1942. He said he and his wife own it and it's based out of Sulfur Springs.

Enjoy.
 
Fantastic pics!

That's a Lockheed something or rather, isn't it?

Notice the props-throttles-mixture configuration on the power quadrant that was prevalent on a lot of light-medium twins back in the day.
 
Thanks for the words, gents.

Dough, it's a C-45 (beech 18).


Notice the feather (red) buttons in the overhead console. I just read an article that he added those during the 2 year restoration.

 
What a beautiful plane. Ok, so I have a question. Can anyone buy old Navy or military planes? If I wanted to, could I go down to Arizona and pick me up an F-14 from the graveyard? I thought that there were all of these secrets etc., with military planes and that civilians couldn't buy them.
 
What a beautiful plane. Ok, so I have a question. Can anyone buy old Navy or military planes? If I wanted to, could I go down to Arizona and pick me up an F-14 from the graveyard? I thought that there were all of these secrets etc., with military planes and that civilians couldn't buy them.

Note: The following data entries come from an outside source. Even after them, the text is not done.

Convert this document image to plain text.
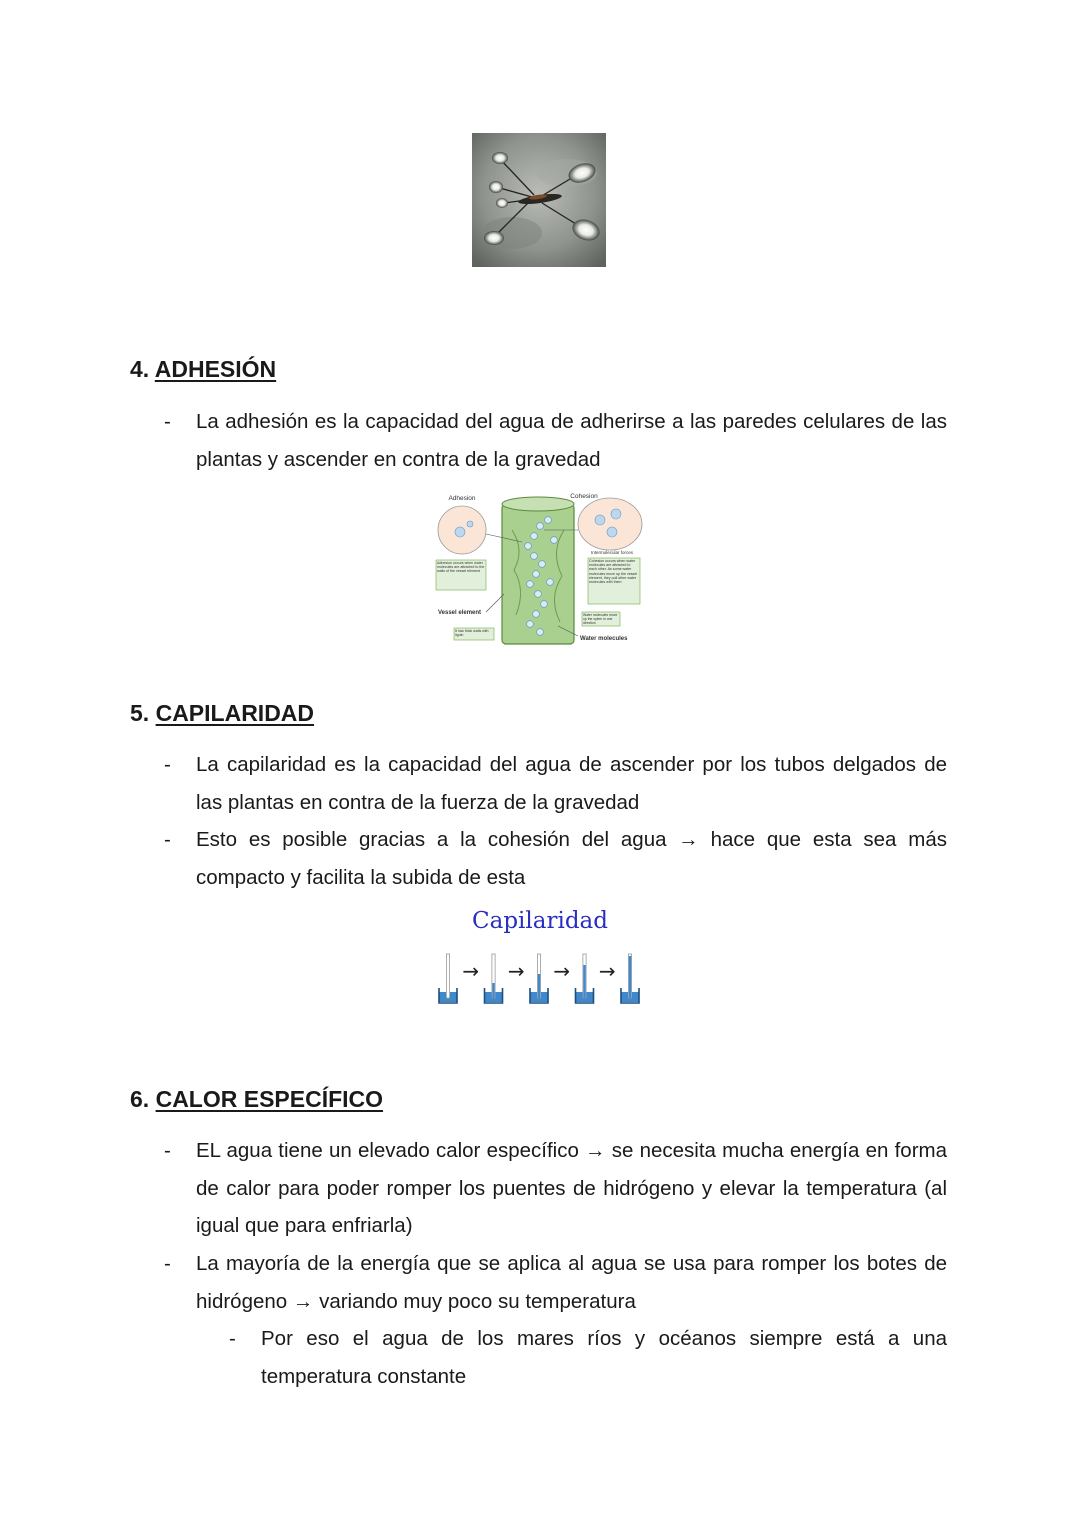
4. ADHESIÓN

- La adhesión es la capacidad del agua de adherirse a las paredes celulares de las plantas y ascender en contra de la gravedad

Adhesion	Cohesion
Intermolecular forces
Adhesion occurs when water molecules are attracted to the walls of the vessel element
Vessel element
It has thick walls with lignin
Cohesion occurs when water molecules are attracted to each other. As some water molecules move up the vessel element, they pull other water molecules with them
Water molecules move up the xylem in one direction
Water molecules
5. CAPILARIDAD

- La capilaridad es la capacidad del agua de ascender por los tubos delgados de las plantas en contra de la fuerza de la gravedad

- Esto es posible gracias a la cohesión del agua → hace que esta sea más compacto y facilita la subida de esta

Capilaridad
→ → → →
6. CALOR ESPECÍFICO

- EL agua tiene un elevado calor específico → se necesita mucha energía en forma de calor para poder romper los puentes de hidrógeno y elevar la temperatura (al igual que para enfriarla)

- La mayoría de la energía que se aplica al agua se usa para romper los botes de hidrógeno → variando muy poco su temperatura

- Por eso el agua de los mares ríos y océanos siempre está a una temperatura constante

The short answer is no you can't purchase any aircraft at the graveyard in az. Weather it be a cessna or f14 they will not let you. My suggestion is to call your senator and inquire about getting a used military aircraft.
 
What a beautiful bird, Great photos.

I always get suckered in by the bare aluminum scheme.:)
No more of that with the new composite airframes! *sigh*
 
We had two C-45's at the Temple airshow earlier this year. I paid for a ride in one, Beech Baby she was called. Nice planes, but the one you saw is in much better shape.
 
Beautiful airplane! Really nice job on the restoration! I have always loved the C-45/B-18 series of airplanes and I feel fortunate to have flown one in my career.

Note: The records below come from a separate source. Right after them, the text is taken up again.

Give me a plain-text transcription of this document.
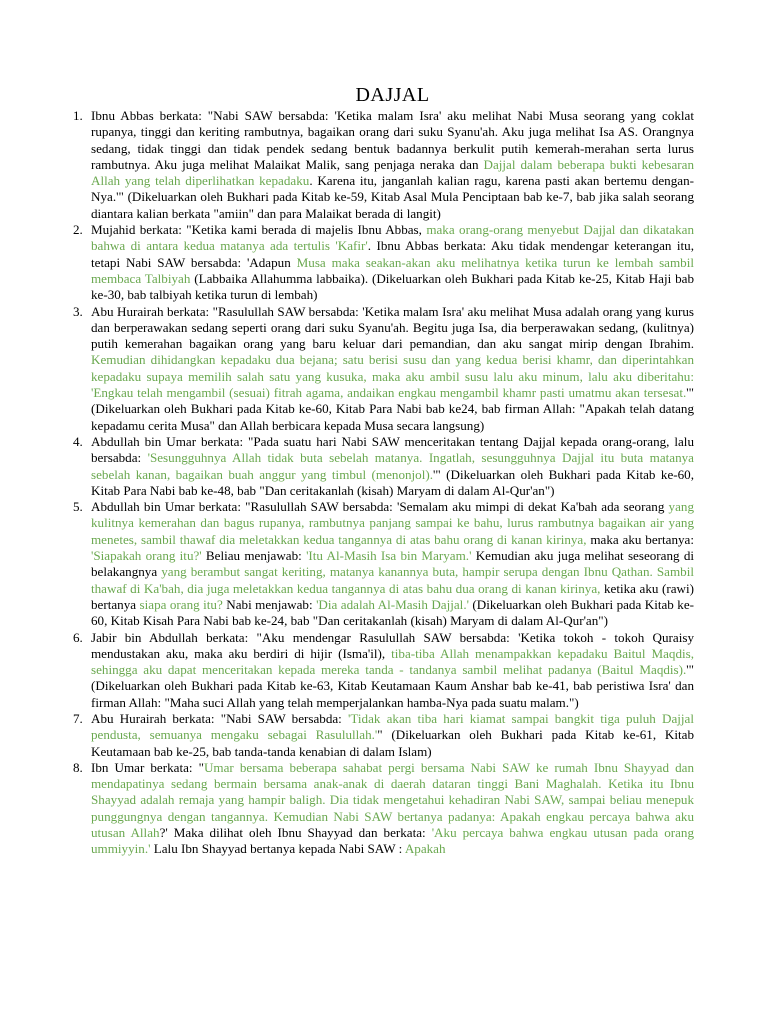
DAJJAL
1. Ibnu Abbas berkata: "Nabi SAW bersabda: 'Ketika malam Isra' aku melihat Nabi Musa seorang yang coklat rupanya, tinggi dan keriting rambutnya, bagaikan orang dari suku Syanu'ah. Aku juga melihat Isa AS. Orangnya sedang, tidak tinggi dan tidak pendek sedang bentuk badannya berkulit putih kemerah-merahan serta lurus rambutnya. Aku juga melihat Malaikat Malik, sang penjaga neraka dan Dajjal dalam beberapa bukti kebesaran Allah yang telah diperlihatkan kepadaku. Karena itu, janganlah kalian ragu, karena pasti akan bertemu dengan-Nya.'" (Dikeluarkan oleh Bukhari pada Kitab ke-59, Kitab Asal Mula Penciptaan bab ke-7, bab jika salah seorang diantara kalian berkata "amiin" dan para Malaikat berada di langit)
2. Mujahid berkata: "Ketika kami berada di majelis Ibnu Abbas, maka orang-orang menyebut Dajjal dan dikatakan bahwa di antara kedua matanya ada tertulis 'Kafir'. Ibnu Abbas berkata: Aku tidak mendengar keterangan itu, tetapi Nabi SAW bersabda: 'Adapun Musa maka seakan-akan aku melihatnya ketika turun ke lembah sambil membaca Talbiyah (Labbaika Allahumma labbaika). (Dikeluarkan oleh Bukhari pada Kitab ke-25, Kitab Haji bab ke-30, bab talbiyah ketika turun di lembah)
3. Abu Hurairah berkata: "Rasulullah SAW bersabda: 'Ketika malam Isra' aku melihat Musa adalah orang yang kurus dan berperawakan sedang seperti orang dari suku Syanu'ah. Begitu juga Isa, dia berperawakan sedang, (kulitnya) putih kemerahan bagaikan orang yang baru keluar dari pemandian, dan aku sangat mirip dengan Ibrahim. Kemudian dihidangkan kepadaku dua bejana; satu berisi susu dan yang kedua berisi khamr, dan diperintahkan kepadaku supaya memilih salah satu yang kusuka, maka aku ambil susu lalu aku minum, lalu aku diberitahu: 'Engkau telah mengambil (sesuai) fitrah agama, andaikan engkau mengambil khamr pasti umatmu akan tersesat.'" (Dikeluarkan oleh Bukhari pada Kitab ke-60, Kitab Para Nabi bab ke24, bab firman Allah: "Apakah telah datang kepadamu cerita Musa" dan Allah berbicara kepada Musa secara langsung)
4. Abdullah bin Umar berkata: "Pada suatu hari Nabi SAW menceritakan tentang Dajjal kepada orang-orang, lalu bersabda: 'Sesungguhnya Allah tidak buta sebelah matanya. Ingatlah, sesungguhnya Dajjal itu buta matanya sebelah kanan, bagaikan buah anggur yang timbul (menonjol).'" (Dikeluarkan oleh Bukhari pada Kitab ke-60, Kitab Para Nabi bab ke-48, bab "Dan ceritakanlah (kisah) Maryam di dalam Al-Qur'an")
5. Abdullah bin Umar berkata: "Rasulullah SAW bersabda: 'Semalam aku mimpi di dekat Ka'bah ada seorang yang kulitnya kemerahan dan bagus rupanya, rambutnya panjang sampai ke bahu, lurus rambutnya bagaikan air yang menetes, sambil thawaf dia meletakkan kedua tangannya di atas bahu orang di kanan kirinya, maka aku bertanya: 'Siapakah orang itu?' Beliau menjawab: 'Itu Al-Masih Isa bin Maryam.' Kemudian aku juga melihat seseorang di belakangnya yang berambut sangat keriting, matanya kanannya buta, hampir serupa dengan Ibnu Qathan. Sambil thawaf di Ka'bah, dia juga meletakkan kedua tangannya di atas bahu dua orang di kanan kirinya, ketika aku (rawi) bertanya siapa orang itu? Nabi menjawab: 'Dia adalah Al-Masih Dajjal.' (Dikeluarkan oleh Bukhari pada Kitab ke-60, Kitab Kisah Para Nabi bab ke-24, bab "Dan ceritakanlah (kisah) Maryam di dalam Al-Qur'an")
6. Jabir bin Abdullah berkata: "Aku mendengar Rasulullah SAW bersabda: 'Ketika tokoh - tokoh Quraisy mendustakan aku, maka aku berdiri di hijir (Isma'il), tiba-tiba Allah menampakkan kepadaku Baitul Maqdis, sehingga aku dapat menceritakan kepada mereka tanda - tandanya sambil melihat padanya (Baitul Maqdis).'" (Dikeluarkan oleh Bukhari pada Kitab ke-63, Kitab Keutamaan Kaum Anshar bab ke-41, bab peristiwa Isra' dan firman Allah: "Maha suci Allah yang telah memperjalankan hamba-Nya pada suatu malam.")
7. Abu Hurairah berkata: "Nabi SAW bersabda: 'Tidak akan tiba hari kiamat sampai bangkit tiga puluh Dajjal pendusta, semuanya mengaku sebagai Rasulullah.'" (Dikeluarkan oleh Bukhari pada Kitab ke-61, Kitab Keutamaan bab ke-25, bab tanda-tanda kenabian di dalam Islam)
8. Ibn Umar berkata: "Umar bersama beberapa sahabat pergi bersama Nabi SAW ke rumah Ibnu Shayyad dan mendapatinya sedang bermain bersama anak-anak di daerah dataran tinggi Bani Maghalah. Ketika itu Ibnu Shayyad adalah remaja yang hampir baligh. Dia tidak mengetahui kehadiran Nabi SAW, sampai beliau menepuk punggungnya dengan tangannya. Kemudian Nabi SAW bertanya padanya: Apakah engkau percaya bahwa aku utusan Allah?' Maka dilihat oleh Ibnu Shayyad dan berkata: 'Aku percaya bahwa engkau utusan pada orang ummiyyin.' Lalu Ibn Shayyad bertanya kepada Nabi SAW : Apakah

Nice to see that he has three gear safe lights on the lower center console than the standard one light for all three.

Again, beautiful bird!

Too many friggin' levers on that throttle quadrant!

It's not that bad... :D

For those inquiring minds that want to know... the levers are cowl flaps (left side by your right leg), manifold heat (under props), and oil shutters (under mixtures). With the exception of the cowl flaps, you hardly touch the others unless it is cold outside.

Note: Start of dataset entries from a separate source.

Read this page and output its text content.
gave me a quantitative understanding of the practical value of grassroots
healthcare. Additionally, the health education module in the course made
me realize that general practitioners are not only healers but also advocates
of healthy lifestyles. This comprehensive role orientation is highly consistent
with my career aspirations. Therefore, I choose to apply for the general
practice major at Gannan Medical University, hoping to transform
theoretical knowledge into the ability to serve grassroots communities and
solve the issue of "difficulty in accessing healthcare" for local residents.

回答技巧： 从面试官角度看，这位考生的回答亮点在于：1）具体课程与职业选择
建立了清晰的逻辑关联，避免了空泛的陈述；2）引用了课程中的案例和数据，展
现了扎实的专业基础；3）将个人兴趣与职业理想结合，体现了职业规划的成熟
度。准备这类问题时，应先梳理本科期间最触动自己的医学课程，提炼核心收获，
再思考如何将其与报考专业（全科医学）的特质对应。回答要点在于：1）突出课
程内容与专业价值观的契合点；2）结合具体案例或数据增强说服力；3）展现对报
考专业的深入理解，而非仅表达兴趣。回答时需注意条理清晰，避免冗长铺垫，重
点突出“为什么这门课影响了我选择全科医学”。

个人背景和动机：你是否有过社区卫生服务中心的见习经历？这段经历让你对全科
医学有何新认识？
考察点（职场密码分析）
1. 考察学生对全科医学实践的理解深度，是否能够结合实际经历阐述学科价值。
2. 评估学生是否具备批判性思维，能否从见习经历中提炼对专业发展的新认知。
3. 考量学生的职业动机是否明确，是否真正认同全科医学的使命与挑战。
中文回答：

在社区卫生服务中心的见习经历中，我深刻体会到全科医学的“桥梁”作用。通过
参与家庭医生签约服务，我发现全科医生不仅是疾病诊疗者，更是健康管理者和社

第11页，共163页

Manifold heat works very similar to carb heat and the oil shutters control butterfly valves located in the wing root that control the amount of air that gets to your oil cooler. The engines have huge oil coolers (the R-985 tops off at 8 gallons of oil) and flying in cold weather you will occasionally have to reduce the amount of air getting to the coolers just to keep your oil temp in the green.:)

When it gets complicated (and I don't think I see them on this one) are your oil bypass and oil shutoff knobs...sigh...I miss flying that old girl...:(

Gotta stop now, making me want to go fly one...
 
Beautiful.

We actually had a DC3 over at the airport this morning dueing Touch and Goes. It was absolutely the most beautiful thing in the world I have seen or heard.